Muito embora o opoente/recorrente nunca antes tenha formulado qualquer pretensão no sentido da redução do negócio, só invocando o disposto no artigo 292º do Código Civil no recurso de apelação, o que sempre se poderia entender que se trataria de uma questão nova, cujo conhecimento estaria vedado ao tribunal de recurso, sempre se dirá que o preceituado no aludido normativo não tem qualquer aplicação ao caso em análise.

É certo que a lei consagra abertamente o princípio do favor negotii, privilegiando a manutenção da parte sã do negócio, fazendo apelo à vontade conjectural dos contraentes, no sentido de fazer valer o que eles teriam querido se se tivessem apercebido de que o negócio era parcialmente inválido, não podendo manter-se integralmente.

Mas, não obstante no contrato de mútuo, nulo por falta de forma, se mencionar que o empréstimo seria efectuado pelo prazo de 12 meses, com início em 15 de Abril de 2006, renovando-se por sucessivos períodos de igual prazo, salvo se os executados (ali 2ºs outorgantes) forem interpelados para que a dívida seja paga no termo prazo, com a antecedência de pelo menos seis meses, a verdade é que nunca se poderia concluir da prova produzida que seria essa a vontade das partes.

Com efeito, o que resultou apurado foi que os executados apuseram as respectivas assinaturas no cheque apresentado como título executivo, datado de 30.04.2007, precisamente destinado ao pagamento do aludido empréstimo que teve o seu início em 15.04.2006, logo, a pretensão do recorrente vertida na apelação nunca faria qualquer sentido.

Ademais, dispõe o artigo 292º C. Civil que a nulidade parcial do negócio não determina a sua invalidade total, salvo quando se mostre que este não teria sido concluído sem a parte viciada, o que significa que a redução só não deve operar-se, se e quando, se deva ter por demonstrado que as partes não teriam celebrado o contrato sem a parte inválida.

                 

                        Sucede que, por definição, o instituto da redução do negócio jurídico só opera nos casos de invalidade parcial, pelo que no caso dos autos sempre estaria afastada a possibilidade de redução do contrato de mútuo, cuja nulidade, decorrente de vício de forma, afecta todo o contrato.

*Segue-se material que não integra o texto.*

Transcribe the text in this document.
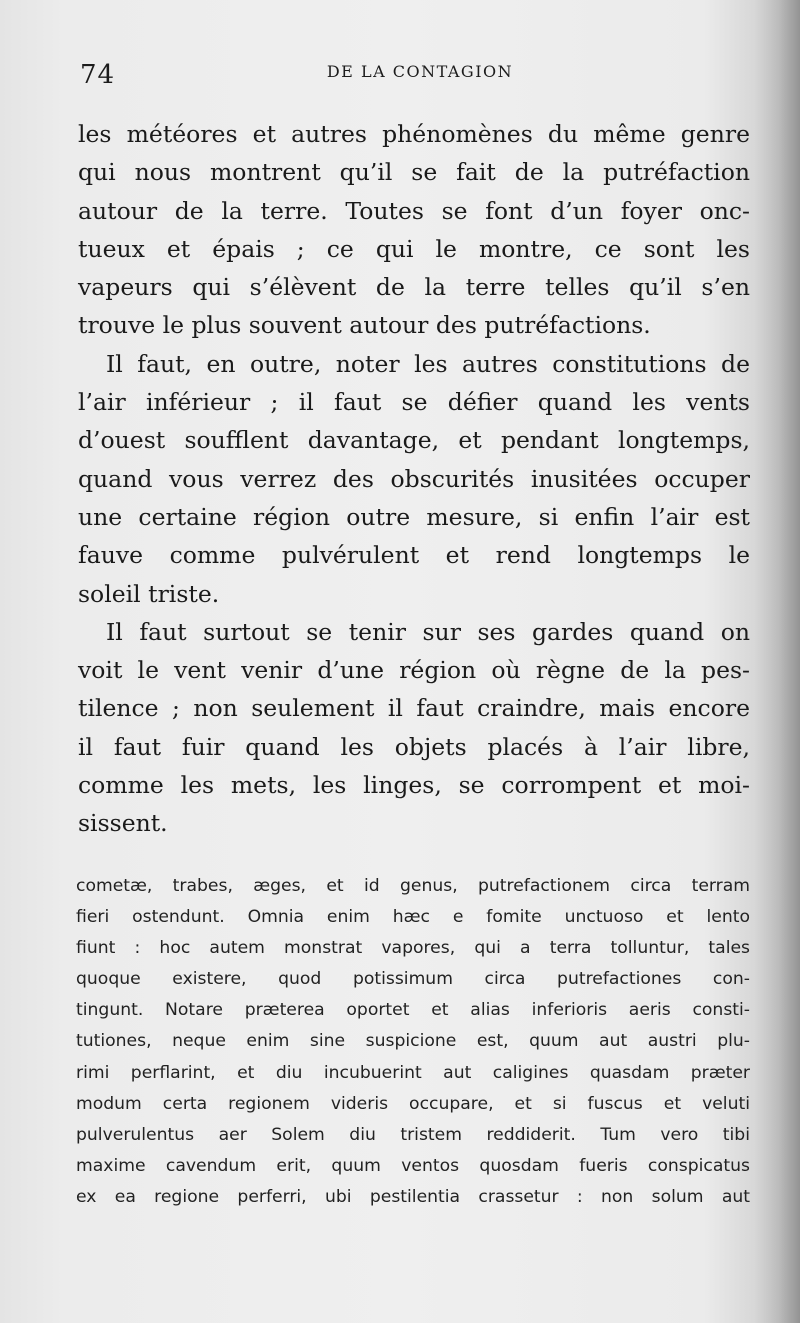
74	DE LA CONTAGION
les météores et autres phénomènes du même genre
qui nous montrent qu’il se fait de la putréfaction
autour de la terre. Toutes se font d’un foyer onc-
tueux et épais ; ce qui le montre, ce sont les
vapeurs qui s’élèvent de la terre telles qu’il s’en
trouve le plus souvent autour des putréfactions.
Il faut, en outre, noter les autres constitutions de
l’air inférieur ; il faut se défier quand les vents
d’ouest soufflent davantage, et pendant longtemps,
quand vous verrez des obscurités inusitées occuper
une certaine région outre mesure, si enfin l’air est
fauve comme pulvérulent et rend longtemps le
soleil triste.
Il faut surtout se tenir sur ses gardes quand on
voit le vent venir d’une région où règne de la pes-
tilence ; non seulement il faut craindre, mais encore
il faut fuir quand les objets placés à l’air libre,
comme les mets, les linges, se corrompent et moi-
sissent.
cometæ, trabes, æges, et id genus, putrefactionem circa terram
fieri ostendunt. Omnia enim hæc e fomite unctuoso et lento
fiunt : hoc autem monstrat vapores, qui a terra tolluntur, tales
quoque existere, quod potissimum circa putrefactiones con-
tingunt. Notare præterea oportet et alias inferioris aeris consti-
tutiones, neque enim sine suspicione est, quum aut austri plu-
rimi perflarint, et diu incubuerint aut caligines quasdam præter
modum certa regionem videris occupare, et si fuscus et veluti
pulverulentus aer Solem diu tristem reddiderit. Tum vero tibi
maxime cavendum erit, quum ventos quosdam fueris conspicatus
ex ea regione perferri, ubi pestilentia crassetur : non solum aut
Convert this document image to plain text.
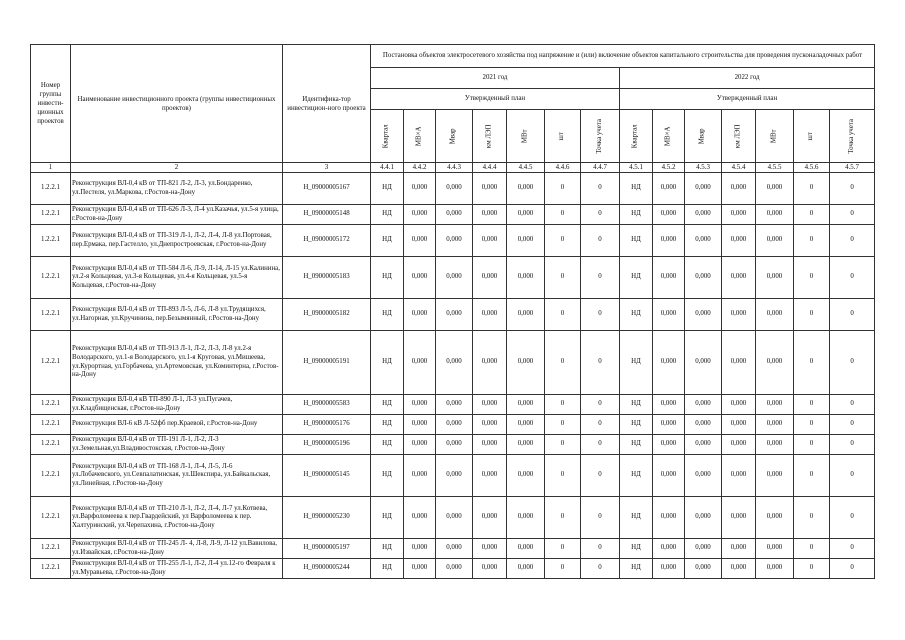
Номер группы инвести-ционных проектов	Наименование инвестиционного проекта (группы инвестиционных проектов)	Идентифика-тор инвестицион-ного проекта	Постановка объектов электросетевого хозяйства под напряжение и (или) включение объектов капитального строительства для проведения пусконаладочных работ													
			2021 год							2022 год						
			Утвержденный план							Утвержденный план						
			Квартал	МВ×А	Мвар	км ЛЭП	МВт	шт	Точка учета	Квартал	МВ×А	Мвар	км ЛЭП	МВт	шт	Точка учета
1	2	3	4.4.1	4.4.2	4.4.3	4.4.4	4.4.5	4.4.6	4.4.7	4.5.1	4.5.2	4.5.3	4.5.4	4.5.5	4.5.6	4.5.7
1.2.2.1	Реконструкция ВЛ-0,4 кВ от ТП-821 Л-2, Л-3, ул.Бондаренко, ул.Пестеля, ул.Маркова, г.Ростов-на-Дону	H_09000005167	НД	0,000	0,000	0,000	0,000	0	0	НД	0,000	0,000	0,000	0,000	0	0
1.2.2.1	Реконструкция ВЛ-0,4 кВ от ТП-626 Л-3, Л-4 ул.Казачья, ул.5-я улица, г.Ростов-на-Дону	H_09000005148	НД	0,000	0,000	0,000	0,000	0	0	НД	0,000	0,000	0,000	0,000	0	0
1.2.2.1	Реконструкция ВЛ-0,4 кВ от ТП-319 Л-1, Л-2, Л-4, Л-8 ул.Портовая, пер.Ермака, пер.Гастелло, ул.Днепростроевская, г.Ростов-на-Дону	H_09000005172	НД	0,000	0,000	0,000	0,000	0	0	НД	0,000	0,000	0,000	0,000	0	0
1.2.2.1	Реконструкция ВЛ-0,4 кВ от ТП-584 Л-6, Л-9, Л-14, Л-15 ул.Калинина, ул.2-я Кольцевая, ул.3-я Кольцевая, ул.4-я Кольцевая, ул.5-я Кольцевая, г.Ростов-на-Дону	H_09000005183	НД	0,000	0,000	0,000	0,000	0	0	НД	0,000	0,000	0,000	0,000	0	0
1.2.2.1	Реконструкция ВЛ-0,4 кВ от ТП-893 Л-5, Л-6, Л-8 ул.Трудящихся, ул.Нагорная, ул.Кручинина, пер.Безымянный, г.Ростов-на-Дону	H_09000005182	НД	0,000	0,000	0,000	0,000	0	0	НД	0,000	0,000	0,000	0,000	0	0
1.2.2.1	Реконструкция ВЛ-0,4 кВ от ТП-913 Л-1, Л-2, Л-3, Л-8 ул.2-я Володарского, ул.1-я Володарского, ул.1-я Круговая, ул.Мишеева, ул.Курортная, ул.Горбачева, ул.Артемовская, ул.Коминтерна, г.Ростов-на-Дону	H_09000005191	НД	0,000	0,000	0,000	0,000	0	0	НД	0,000	0,000	0,000	0,000	0	0
1.2.2.1	Реконструкция ВЛ-0,4 кВ ТП-890 Л-1, Л-3 ул.Пугачев, ул.Кладбищенская, г.Ростов-на-Дону	H_09000005583	НД	0,000	0,000	0,000	0,000	0	0	НД	0,000	0,000	0,000	0,000	0	0
1.2.2.1	Реконструкция ВЛ-6 кВ Л-52фб пер.Краевой, г.Ростов-на-Дону	H_09000005176	НД	0,000	0,000	0,000	0,000	0	0	НД	0,000	0,000	0,000	0,000	0	0
1.2.2.1	Реконструкция ВЛ-0,4 кВ от ТП-191 Л-1, Л-2, Л-3 ул.Земельная,ул.Владивостокская, г.Ростов-на-Дону	H_09000005196	НД	0,000	0,000	0,000	0,000	0	0	НД	0,000	0,000	0,000	0,000	0	0
1.2.2.1	Реконструкция ВЛ-0,4 кВ от ТП-168 Л-1, Л-4, Л-5, Л-6 ул.Лобачевского, ул.Севпалатинская, ул.Шекспира, ул.Байкальская, ул.Линейная, г.Ростов-на-Дону	H_09000005145	НД	0,000	0,000	0,000	0,000	0	0	НД	0,000	0,000	0,000	0,000	0	0
1.2.2.1	Реконструкция ВЛ-0,4 кВ от ТП-210 Л-1, Л-2, Л-4, Л-7 ул.Котвева, ул.Варфоломеева к пер.Гвардейский, ул Варфоломеева к пер. Халтуринский, ул.Черепахина, г.Ростов-на-Дону	H_09000005230	НД	0,000	0,000	0,000	0,000	0	0	НД	0,000	0,000	0,000	0,000	0	0
1.2.2.1	Реконструкция ВЛ-0,4 кВ от ТП-245 Л- 4, Л-8, Л-9, Л-12 ул.Вавилова, ул.Извайская, г.Ростов-на-Дону	H_09000005197	НД	0,000	0,000	0,000	0,000	0	0	НД	0,000	0,000	0,000	0,000	0	0
1.2.2.1	Реконструкция ВЛ-0,4 кВ от ТП-255 Л-1, Л-2, Л-4 ул.12-го Февраля к ул.Муравьева, г.Ростов-на-Дону	H_09000005244	НД	0,000	0,000	0,000	0,000	0	0	НД	0,000	0,000	0,000	0,000	0	0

Destarte, julga-se totalmente improcedente a apelação, confirmando-se in totum a sentença recorrida.

*

  Vencidos, são os recorrentes responsáveis pelas custas respectivas - artigo 446º, nºs 1 e 2, do Código de Processo Civil (artigo 527º, nºs 1 e 2 do NCPC).

***

IV. DECISÃO

Pelo exposto, acordam os Juízes desta 2ª Secção Cível do Tribunal da Relação de Lisboa em julgar improcedente o recurso, confirmando-se a decisão recorrida e em condenar os recorrentes no pagamento das custas respectivas.

Lisboa, 4 de Dezembro de 2014

Ondina Carmo Alves - Relatora

Eduardo José Oliveira Azevedo

Olindo dos Santos Geraldes  (vencido nos termos da

                                                            declaração junta)

DECLARAÇÃO DE VOTO

Admitindo que o cheque, como mero documento particular, possa constituir título executivo, é, no entanto, exigível que o reconhecimento da obrigação pecuniária conste do cheque.

Não exibindo o cheque mais do que uma mera ordem de pagamento do valor nele inscrito, não pode concluir-se, sem mais, que a assinatura aposta no cheque importe o reconhecimento de obrigação pecuniária.

Faltando o reconhecimento da obrigação pecuniária, deixa o cheque de poder revestir a natureza de título executivo.

Reconhecendo embora uma grande controvérsia na jurisprudência, cita-se, no sentido para o qual se propende, designadamente, os acórdãos do Supremo Tribunal de Justiça de 21 de outubro de 2010 (172/08.6TBGRD-A.S1), 27 de novembro de 2007 (07B3685) e 18 de outubro de 2007 (07B3616), todos acessíveis em www.dzsi.pt., assim como o acórdão do Tribunal da Relação de Lisboa de 27 de fevereiro de 2003 (487/03-6), subscrito pelo próprio como relator.

Assim, surpreendida a falta de título executivo, votei no sentido de ser concedido provimento ao recurso.